Asked about the reasons that cause tension in Persian Gulf, he added that there are several issues but I am not sure these are all the possibilities. The presence of terrorist groups such as ISIS (Daesh terrorist groups) can be the first reason.
“The involvement of Saudi Arabia (and other countries) in Yemen and relationship between Israel and its Arab neighbors, the war in Syria and different issues between the US and Iran, all of them rise the tension in Persian Gulf,” Richard Stoll said.
He is not convincing European can change Trump’strategy toward Iran and adding “May be US president and Iranian counterpart meet each other but I believe that both sides would have to agree ahead of time on at least a few positive steps that could be part of the meeting.”

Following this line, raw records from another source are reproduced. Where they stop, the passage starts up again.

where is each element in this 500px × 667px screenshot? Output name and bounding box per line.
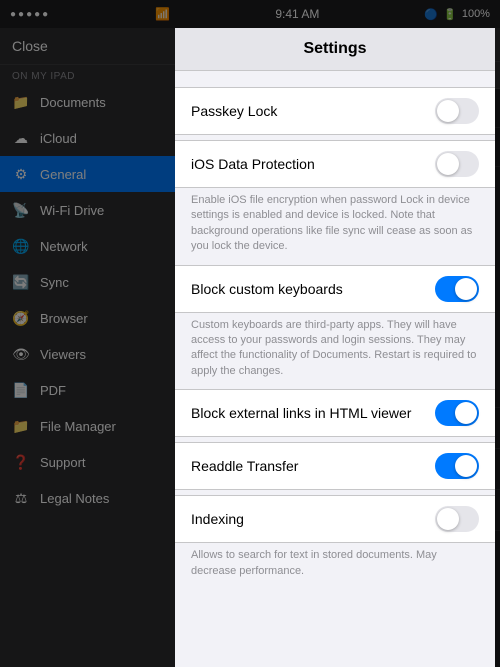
passkey-lock-toggle[interactable] — [435, 98, 479, 124]
block-external-links-toggle[interactable] — [435, 400, 479, 426]
settings-panel: Settings Passkey Lock iOS Data Protectio… — [175, 28, 495, 667]
toggle-knob-5 — [455, 455, 477, 477]
block-keyboards-label: Block custom keyboards — [191, 281, 343, 297]
settings-content[interactable]: Passkey Lock iOS Data Protection Enable … — [175, 71, 495, 667]
passkey-lock-label: Passkey Lock — [191, 103, 277, 119]
readdle-transfer-label: Readdle Transfer — [191, 458, 298, 474]
toggle-knob-3 — [455, 278, 477, 300]
indexing-row[interactable]: Indexing — [175, 495, 495, 543]
readdle-transfer-toggle[interactable] — [435, 453, 479, 479]
passkey-lock-row[interactable]: Passkey Lock — [175, 87, 495, 135]
ios-data-protection-description: Enable iOS file encryption when password… — [175, 187, 495, 259]
block-keyboards-row[interactable]: Block custom keyboards — [175, 265, 495, 313]
toggle-knob-2 — [437, 153, 459, 175]
ios-data-protection-group: iOS Data Protection Enable iOS file encr… — [175, 140, 495, 259]
ios-data-protection-row[interactable]: iOS Data Protection — [175, 140, 495, 188]
indexing-label: Indexing — [191, 511, 244, 527]
indexing-toggle[interactable] — [435, 506, 479, 532]
block-external-links-group: Block external links in HTML viewer — [175, 389, 495, 437]
toggle-knob — [437, 100, 459, 122]
block-external-links-label: Block external links in HTML viewer — [191, 405, 411, 421]
passkey-lock-group: Passkey Lock — [175, 87, 495, 135]
ios-data-protection-label: iOS Data Protection — [191, 156, 315, 172]
indexing-description: Allows to search for text in stored docu… — [175, 542, 495, 583]
block-keyboards-group: Block custom keyboards Custom keyboards … — [175, 265, 495, 384]
block-keyboards-description: Custom keyboards are third-party apps. T… — [175, 312, 495, 384]
readdle-transfer-row[interactable]: Readdle Transfer — [175, 442, 495, 490]
toggle-knob-4 — [455, 402, 477, 424]
indexing-group: Indexing Allows to search for text in st… — [175, 495, 495, 583]
block-external-links-row[interactable]: Block external links in HTML viewer — [175, 389, 495, 437]
readdle-transfer-group: Readdle Transfer — [175, 442, 495, 490]
toggle-knob-6 — [437, 508, 459, 530]
ios-data-protection-toggle[interactable] — [435, 151, 479, 177]
settings-header: Settings — [175, 28, 495, 71]
settings-title: Settings — [303, 40, 366, 57]
block-keyboards-toggle[interactable] — [435, 276, 479, 302]
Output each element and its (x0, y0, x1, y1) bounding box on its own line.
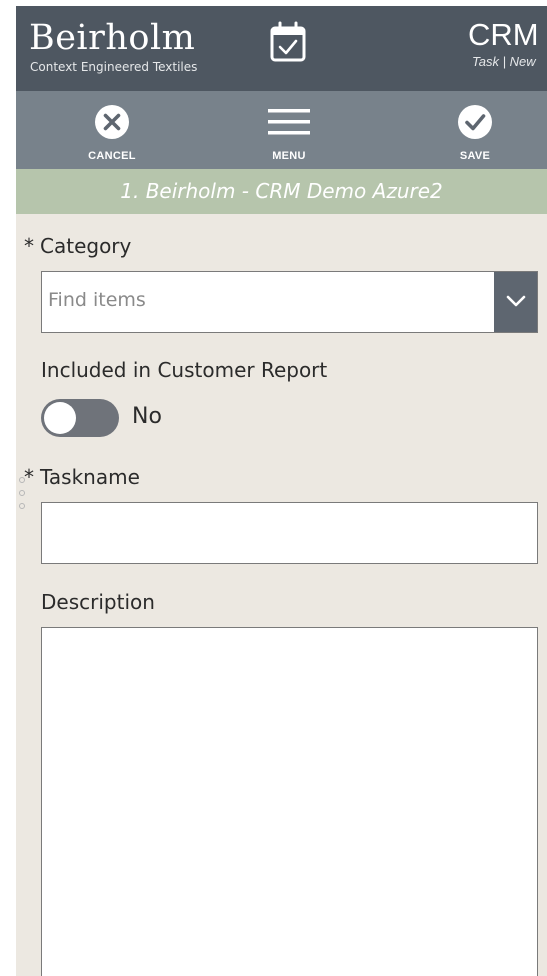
customer-report-value: No (132, 404, 162, 429)
calendar-check-icon (270, 21, 306, 62)
save-label: SAVE (459, 150, 491, 162)
hamburger-menu-icon (268, 109, 310, 135)
app-frame: Beirholm Context Engineered Textiles CRM… (16, 6, 547, 976)
menu-label: MENU (272, 150, 306, 162)
brand-logo-name: Beirholm (29, 18, 196, 58)
cancel-button[interactable]: CANCEL (67, 91, 157, 169)
record-title-banner: 1. Beirholm - CRM Demo Azure2 (16, 169, 547, 214)
customer-report-toggle[interactable] (41, 399, 119, 437)
taskname-input[interactable] (41, 502, 538, 564)
app-title: CRM (468, 17, 539, 52)
action-toolbar: CANCEL MENU SAVE (16, 91, 547, 169)
app-subtitle: Task | New (472, 54, 536, 69)
drag-handle-dot (19, 503, 25, 509)
category-dropdown-toggle[interactable] (494, 272, 537, 332)
required-marker: * (24, 465, 34, 489)
close-circle-icon (95, 105, 129, 139)
chevron-down-icon (506, 295, 526, 307)
description-textarea[interactable] (41, 627, 538, 976)
category-label: Category (40, 234, 132, 258)
toggle-knob (44, 402, 76, 434)
app-header: Beirholm Context Engineered Textiles CRM… (16, 6, 547, 91)
drag-handle-dot (19, 490, 25, 496)
category-dropdown[interactable]: Find items (41, 271, 538, 333)
description-label: Description (41, 590, 155, 614)
required-marker: * (24, 234, 34, 258)
customer-report-label: Included in Customer Report (41, 358, 328, 382)
menu-button[interactable]: MENU (244, 91, 334, 169)
brand-tagline: Context Engineered Textiles (30, 60, 198, 74)
checkmark-circle-icon (458, 105, 492, 139)
category-search-placeholder: Find items (48, 289, 146, 311)
cancel-label: CANCEL (88, 150, 136, 162)
save-button[interactable]: SAVE (430, 91, 520, 169)
taskname-label: Taskname (40, 465, 140, 489)
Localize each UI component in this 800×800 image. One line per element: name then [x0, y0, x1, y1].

“Negotiations without some positive ending create a difficult situation. But it could take several rounds of negotiation to achieve a positive result,” the Professor said.
Answering to questions about is there any possibility that Iran and the leader of Saudi Arabia sit around the negotiations table, he said “Possibly but -- like the United States -- Saudi Arabia has a number of issues in which it has strong disagreement with Iran. The presence of multiple serious issues makes a negotiated settlement difficult (but not impossible).”
Asked about the destiny of recent protest in Lebanon and Iraq, the Professor of Political Science said that at the leadership level I see the countries as working together. But at least some of the people in both countries are dissatisfied ... in both cases it seems to be protests about corrupt and a lack of economic reform but I am not sure how many citizens in both countries feel this way.